The Anatomy of Aural Suspense in Rope and Vertigo

My presentation explores the dramatic employment of music in two classic Hitchcock films, Rope (1948) and Vertigo (1958), both of which effectively sustain suspense throughout the filmic narrative. In Rope, Phillip Morgan, one of the killers, gives an on-screen performance of the first movement of Francis Poulenc’s Mouvement Perpétuels (1918) during a macabre dinner party, where one of the guests lies dead in a trunk. While Hitchcock never spoke about his use of music in Rope, he undoubtedly understood that Poulenc’s pre-existing music—music not composed for the film, but rather chosen by Hitchcock himself—added value to the image track. The music in ­Rope can be interpreted on different analytical levels: discrete levels of purely musical forces as well as possible extra-musical meanings.

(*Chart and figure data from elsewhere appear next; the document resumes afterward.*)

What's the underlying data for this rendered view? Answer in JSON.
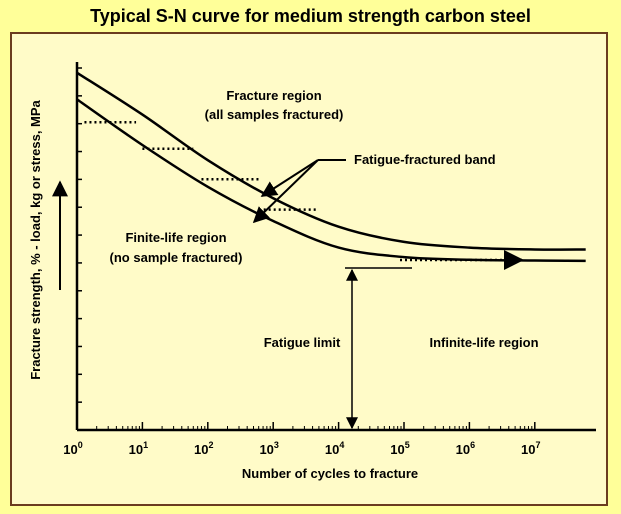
{
  "title": "Typical S-N curve for medium strength carbon steel",
  "chart_data": {
    "type": "line",
    "title": "Typical S-N curve for medium strength carbon steel",
    "xlabel": "Number of cycles to fracture",
    "ylabel": "Fracture strength, % - load, kg or stress, MPa",
    "x_scale": "log",
    "x_tick_labels": [
      {
        "base": "10",
        "exp": "0",
        "value": 1
      },
      {
        "base": "10",
        "exp": "1",
        "value": 10
      },
      {
        "base": "10",
        "exp": "2",
        "value": 100
      },
      {
        "base": "10",
        "exp": "3",
        "value": 1000
      },
      {
        "base": "10",
        "exp": "4",
        "value": 10000
      },
      {
        "base": "10",
        "exp": "5",
        "value": 100000
      },
      {
        "base": "10",
        "exp": "6",
        "value": 1000000
      },
      {
        "base": "10",
        "exp": "7",
        "value": 10000000
      }
    ],
    "y_tick_count": 13,
    "series": [
      {
        "role": "upper-boundary",
        "points": [
          [
            1,
            94
          ],
          [
            10,
            83
          ],
          [
            100,
            71
          ],
          [
            1000,
            61
          ],
          [
            10000,
            53.5
          ],
          [
            100000,
            49.5
          ],
          [
            1000000,
            48
          ],
          [
            10000000,
            47.5
          ],
          [
            60000000,
            47.5
          ]
        ]
      },
      {
        "role": "lower-boundary",
        "points": [
          [
            1,
            87
          ],
          [
            10,
            75
          ],
          [
            100,
            64
          ],
          [
            1000,
            55
          ],
          [
            10000,
            48
          ],
          [
            100000,
            45.5
          ],
          [
            1000000,
            44.8
          ],
          [
            10000000,
            44.6
          ],
          [
            60000000,
            44.5
          ]
        ]
      }
    ],
    "scatter_bands": [
      {
        "x_from": 1.3,
        "x_to": 8,
        "y": 81
      },
      {
        "x_from": 10,
        "x_to": 60,
        "y": 74
      },
      {
        "x_from": 80,
        "x_to": 650,
        "y": 66
      },
      {
        "x_from": 600,
        "x_to": 4500,
        "y": 58
      }
    ],
    "fatigue_limit": {
      "x": 20000,
      "y": 45.8
    },
    "annotations": {
      "fracture_region": [
        "Fracture region",
        "(all samples fractured)"
      ],
      "fatigue_band": "Fatigue-fractured band",
      "finite_life": [
        "Finite-life region",
        "(no sample fractured)"
      ],
      "fatigue_limit": "Fatigue limit",
      "infinite_life": "Infinite-life region"
    },
    "colors": {
      "background": "#ffff99",
      "plot_background": "#fffbc8",
      "frame": "#6b3c1f",
      "curve": "#000000"
    }
  }
}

Working outwards from this interpretive framework, the filmic viewer will be able to appreciate the employment of Bernard Herrmann’s music composed especially for Vertigo with a fresh set of new ears so to speak. In particular, both films feature dramatic moments of aural suspense in which music actively yearns for closure yet concomitantly resists this closure at the same time. As we will see and hear, these moments of musical ambivalances—or suspenseful ‘open endings’—brilliantly counterpoint the narrative complexities of both films.